A hotel with a neon “no vacancy” sign is like a cloud of ultracold atoms.
If a motel guest wishes to change rooms, they will be unable to do so. There are no available accommodations, so you have no choice but to stay put. Similarly, atoms trapped in crowded settings have no possibility of changing their quantum states in future tests. Three teams of researchers write in the Nov. 19 issue of Science that because of this limitation, the atoms don’t disperse light as they typically would. This impact was predicted more than three decades ago and is now being observed for the first time.
Atoms interact with light rapidly under normal conditions. If you shine a light beam on a cloud of atoms, some of the light will disperse in all directions. This form of light scattering occurs often in the Earth’s atmosphere. “We view the sky as blue because of dispersed radiation from the sun,” explains MIT’s Yair Margalit, who was part of one of the studies’ team.
In ultracold, dense atom clouds, however, quantum physics comes to the fore. “The way they interact with light or scatter light is different,” explains Amita Deb, a physicist at the University of Otago in Dunedin, New Zealand, who was a coauthor of one of the research.
Atoms in the experiments can’t take on the same quantum state — that is, they can’t have the same momentum as another atom in the experiment — according to the Pauli exclusion principle (SN: 5/19/20). If atoms are crowded together in a thick cloud and chilled to near absolute zero, the lowest-energy quantum states will emerge. Those low-energy states will be completely occupied, similar to a hotel with no available rooms.
When an atom scatters light, it gains momentum and changes its quantum state by sending light in a different direction. However, if the atom is unable to change its state owing to the crowded surroundings, the light will not be scattered. The atom cloud thins out, allowing light to pass through rather of dispersing it.
Margalit and colleagues studied the effect by shining light into a cloud of lithium atoms and measured how much light was dispersed.
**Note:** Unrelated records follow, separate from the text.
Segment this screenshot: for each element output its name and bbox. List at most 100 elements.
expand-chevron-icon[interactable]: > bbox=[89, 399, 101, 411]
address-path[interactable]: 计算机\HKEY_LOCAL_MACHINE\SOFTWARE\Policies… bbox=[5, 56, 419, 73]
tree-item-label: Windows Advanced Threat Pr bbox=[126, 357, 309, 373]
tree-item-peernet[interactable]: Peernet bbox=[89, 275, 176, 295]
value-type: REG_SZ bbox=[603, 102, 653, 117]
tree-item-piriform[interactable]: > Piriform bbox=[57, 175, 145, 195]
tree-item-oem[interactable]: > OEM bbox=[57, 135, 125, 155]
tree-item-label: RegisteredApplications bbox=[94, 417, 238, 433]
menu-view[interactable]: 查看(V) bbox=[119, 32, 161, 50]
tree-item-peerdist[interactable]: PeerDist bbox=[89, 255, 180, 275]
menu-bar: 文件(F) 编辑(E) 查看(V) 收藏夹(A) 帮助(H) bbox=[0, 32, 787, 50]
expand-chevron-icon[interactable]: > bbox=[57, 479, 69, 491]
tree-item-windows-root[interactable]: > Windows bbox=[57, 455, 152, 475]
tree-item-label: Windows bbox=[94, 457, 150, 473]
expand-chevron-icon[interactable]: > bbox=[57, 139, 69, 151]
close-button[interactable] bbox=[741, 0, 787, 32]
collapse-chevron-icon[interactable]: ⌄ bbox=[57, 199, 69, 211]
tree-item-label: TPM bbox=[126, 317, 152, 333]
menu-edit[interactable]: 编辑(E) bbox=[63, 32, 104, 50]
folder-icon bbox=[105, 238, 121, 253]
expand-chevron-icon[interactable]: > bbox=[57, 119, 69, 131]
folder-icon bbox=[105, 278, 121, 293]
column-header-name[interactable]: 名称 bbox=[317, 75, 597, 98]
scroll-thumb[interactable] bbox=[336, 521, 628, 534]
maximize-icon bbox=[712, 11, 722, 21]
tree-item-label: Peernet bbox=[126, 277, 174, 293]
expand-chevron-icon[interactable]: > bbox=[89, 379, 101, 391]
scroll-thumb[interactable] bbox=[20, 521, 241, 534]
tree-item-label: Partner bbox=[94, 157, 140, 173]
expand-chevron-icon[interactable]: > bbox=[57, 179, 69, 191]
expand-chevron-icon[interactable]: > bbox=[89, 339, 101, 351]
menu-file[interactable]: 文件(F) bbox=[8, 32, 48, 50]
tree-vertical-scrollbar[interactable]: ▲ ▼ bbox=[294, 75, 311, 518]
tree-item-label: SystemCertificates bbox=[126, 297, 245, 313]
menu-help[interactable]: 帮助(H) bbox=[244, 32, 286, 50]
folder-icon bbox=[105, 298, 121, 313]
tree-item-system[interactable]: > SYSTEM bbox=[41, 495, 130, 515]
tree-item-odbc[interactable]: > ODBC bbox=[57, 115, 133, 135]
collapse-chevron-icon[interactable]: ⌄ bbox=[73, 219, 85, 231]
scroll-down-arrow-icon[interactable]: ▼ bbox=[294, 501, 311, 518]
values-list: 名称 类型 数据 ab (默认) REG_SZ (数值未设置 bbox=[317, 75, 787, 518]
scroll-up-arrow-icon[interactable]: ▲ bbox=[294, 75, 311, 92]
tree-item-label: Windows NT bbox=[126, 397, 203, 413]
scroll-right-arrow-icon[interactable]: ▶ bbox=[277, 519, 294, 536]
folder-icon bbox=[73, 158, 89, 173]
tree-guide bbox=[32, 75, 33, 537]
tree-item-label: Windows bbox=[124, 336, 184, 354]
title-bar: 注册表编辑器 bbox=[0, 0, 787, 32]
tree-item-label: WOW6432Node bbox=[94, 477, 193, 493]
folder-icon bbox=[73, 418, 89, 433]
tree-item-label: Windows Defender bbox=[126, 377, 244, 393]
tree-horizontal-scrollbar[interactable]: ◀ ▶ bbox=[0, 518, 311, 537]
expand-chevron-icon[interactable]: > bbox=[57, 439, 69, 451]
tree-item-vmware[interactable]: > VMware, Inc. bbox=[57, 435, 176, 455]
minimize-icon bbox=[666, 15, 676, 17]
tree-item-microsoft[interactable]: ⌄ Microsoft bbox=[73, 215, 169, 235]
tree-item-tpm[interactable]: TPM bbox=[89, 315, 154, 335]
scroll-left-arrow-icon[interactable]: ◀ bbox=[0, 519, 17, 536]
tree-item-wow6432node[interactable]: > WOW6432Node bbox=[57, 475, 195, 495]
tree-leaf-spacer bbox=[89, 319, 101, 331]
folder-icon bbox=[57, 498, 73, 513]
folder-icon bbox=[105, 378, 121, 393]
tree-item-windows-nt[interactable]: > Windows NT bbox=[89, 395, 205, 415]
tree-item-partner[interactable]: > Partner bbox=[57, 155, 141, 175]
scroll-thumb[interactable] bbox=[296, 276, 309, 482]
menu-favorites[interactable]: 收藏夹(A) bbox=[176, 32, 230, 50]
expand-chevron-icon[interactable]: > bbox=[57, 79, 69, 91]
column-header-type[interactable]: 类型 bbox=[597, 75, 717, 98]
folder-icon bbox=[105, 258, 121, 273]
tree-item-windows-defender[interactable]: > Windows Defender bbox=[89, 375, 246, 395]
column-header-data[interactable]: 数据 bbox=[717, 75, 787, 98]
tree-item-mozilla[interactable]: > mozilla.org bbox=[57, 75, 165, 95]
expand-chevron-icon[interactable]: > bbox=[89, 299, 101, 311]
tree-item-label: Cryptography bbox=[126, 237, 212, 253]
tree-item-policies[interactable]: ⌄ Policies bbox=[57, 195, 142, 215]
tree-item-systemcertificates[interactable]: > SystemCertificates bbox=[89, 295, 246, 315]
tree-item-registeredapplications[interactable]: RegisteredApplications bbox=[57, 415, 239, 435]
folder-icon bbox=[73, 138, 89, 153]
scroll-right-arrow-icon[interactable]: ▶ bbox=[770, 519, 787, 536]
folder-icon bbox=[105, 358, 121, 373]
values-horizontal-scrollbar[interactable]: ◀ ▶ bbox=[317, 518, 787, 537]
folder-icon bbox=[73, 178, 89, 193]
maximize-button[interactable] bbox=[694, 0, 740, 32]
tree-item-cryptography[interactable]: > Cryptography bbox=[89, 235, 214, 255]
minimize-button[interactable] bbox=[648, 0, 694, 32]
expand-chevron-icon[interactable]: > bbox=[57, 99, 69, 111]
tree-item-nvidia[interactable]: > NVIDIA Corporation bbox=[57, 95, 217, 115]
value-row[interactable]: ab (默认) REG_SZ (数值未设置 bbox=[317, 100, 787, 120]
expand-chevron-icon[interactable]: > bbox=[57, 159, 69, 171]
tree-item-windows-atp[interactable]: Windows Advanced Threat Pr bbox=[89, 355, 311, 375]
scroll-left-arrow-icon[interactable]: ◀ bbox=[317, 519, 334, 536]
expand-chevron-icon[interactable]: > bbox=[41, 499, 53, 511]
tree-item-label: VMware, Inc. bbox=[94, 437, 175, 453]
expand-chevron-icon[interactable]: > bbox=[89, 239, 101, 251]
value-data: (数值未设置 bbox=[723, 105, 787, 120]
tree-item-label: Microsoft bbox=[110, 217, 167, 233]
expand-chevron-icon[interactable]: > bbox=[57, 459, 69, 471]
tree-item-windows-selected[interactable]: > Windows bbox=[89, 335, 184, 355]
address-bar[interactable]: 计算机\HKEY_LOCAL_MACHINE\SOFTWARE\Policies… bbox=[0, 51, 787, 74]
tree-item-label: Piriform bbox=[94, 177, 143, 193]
The scientists then lowered the temperature to cause the atoms to fill up the lowest energy states, thus inhibiting light scattering. The atoms scattered 37% less light as the temperature fell, showing that many atoms were stopped from scattering light. (Some atoms can still scatter light, for example, if they are thrown into unoccupied higher-energy quantum states.)
A cloud of ultracold strontium atoms was analysed by physicist Christian Sanner of the JILA research centre in Boulder, Colo., and colleagues in another experiment. The researchers looked at how much light was dispersed at tiny angles, when the atoms are jostled less by the light and hence had a harder time finding an empty quantum state. The atoms dispersed half as much light at lower temperatures as they did at higher temperatures.
The third experiment, conducted by Deb and University of Otago physicist Niels Kjrgaard, observed a comparable decrease in scattering in an ultracold potassium atom cloud and a commensurate increase in the amount of light passed through the cloud.
The Pauli exclusion principle is responsible for the structure of atoms and matter as we know it because it regulates the behaviour of electrons, protons, and neutrons. According to Sanner, these new findings portray the broad concept in a fresh light. “It’s intriguing because it demonstrates a really basic natural principle at action.”
The findings also point to new techniques to manipulate light and atoms. “There may be a lot of fascinating applications,” says Peter Zoller, a theoretical physicist at the University of Innsbruck in Austria who was not involved in the study. Light scattering is particularly linked to spontaneous emission, a process in which an atom in a high-energy state decays to a lower energy by producing light. The findings show that degradation might be halted, extending the energetic state’s lifespan. For example, in a quantum computer, such a method might be beneficial over storing quantum information for longer periods of time than is generally achievable.
These uses are still speculative, according to Zoller. “It will be interesting to see how realistic they are in the future.”